Calling a name valid in the zoological sense only makes sense as a taxonomic status. It is not a nomenclatural value. So applying that to the name status in ColDP cannot yield back valid, but instead the interpreter picks the next best status from nomenclature. Here botany and zoology differ:

image

In botanical nomenclature on top of the availability ("validly published") there is also the idea of an illegitimate name which includes homonyms. Fully determining a homonym requires the genus placement, so it is taking up some taxonomic decision. As the botanical code makes genus placements / combinations a nomenclatural governed act this is a proper nomenclatural name status. For zoology secondary homonyms depend on the taxonomy and thus are not an objective, universal name status. Nevertheless there are also nomenclatural rules on top of availability in zoology that can be checked universally for the name, regardless its taxonomy, e.g. primary homonyms, objective synonyms, supressed names. Passing these additional zoological rules corresponds more or less with the legitimate status in botany and some people have called this "potentially valid" in zoology. It is between available and valid, but still a purely objective, nomenclatural status.

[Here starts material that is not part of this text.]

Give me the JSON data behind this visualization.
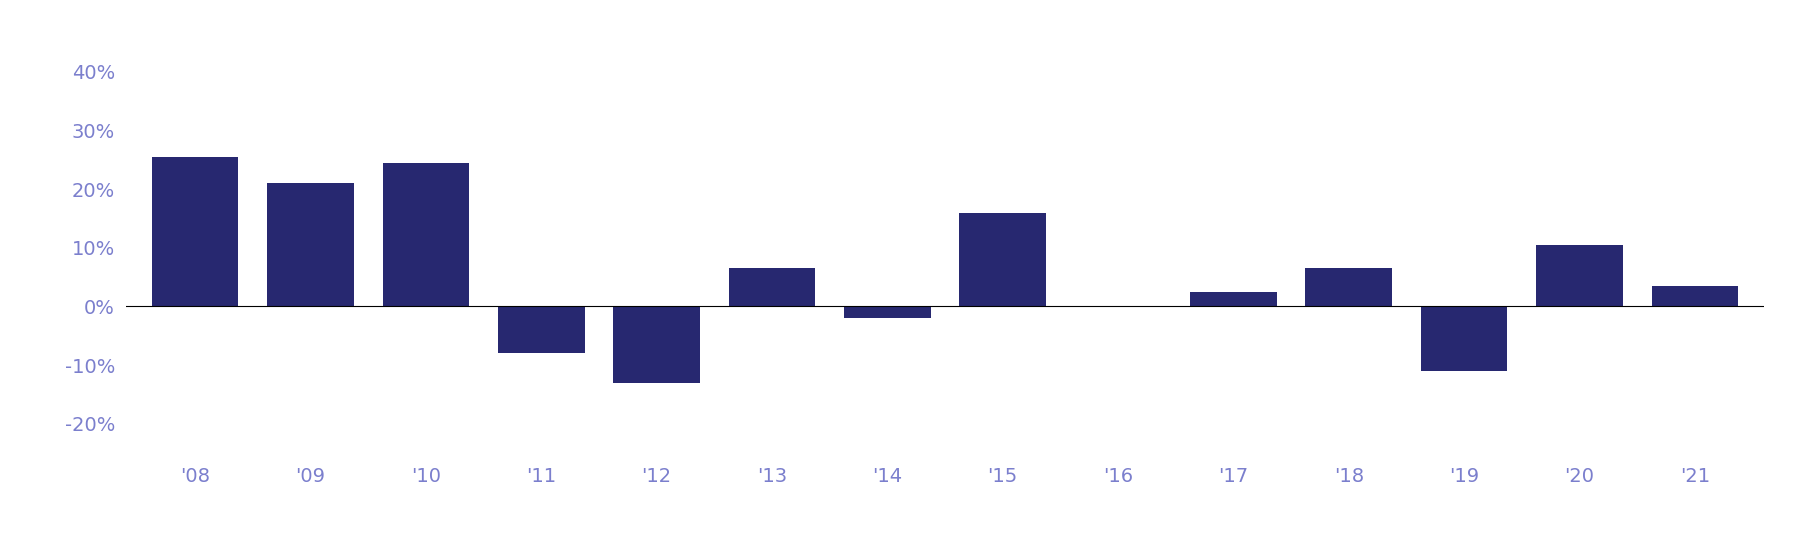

I don't know what the best solution here is. I guess we could ignore the legitimate/potentially valid status for zoology completely and just make all those names available? That sounds like the best approach to me if you all believe "potentially valid" is too confusing.

yroskov commented 1 year ago

ignore the legitimate/potentially valid status for zoology completely and just make all those names available?

As for me, it is a best solution. All nomenclature statuses should appear in the CoL in compliance with Code regulations, as (we assume) they present in the GSD.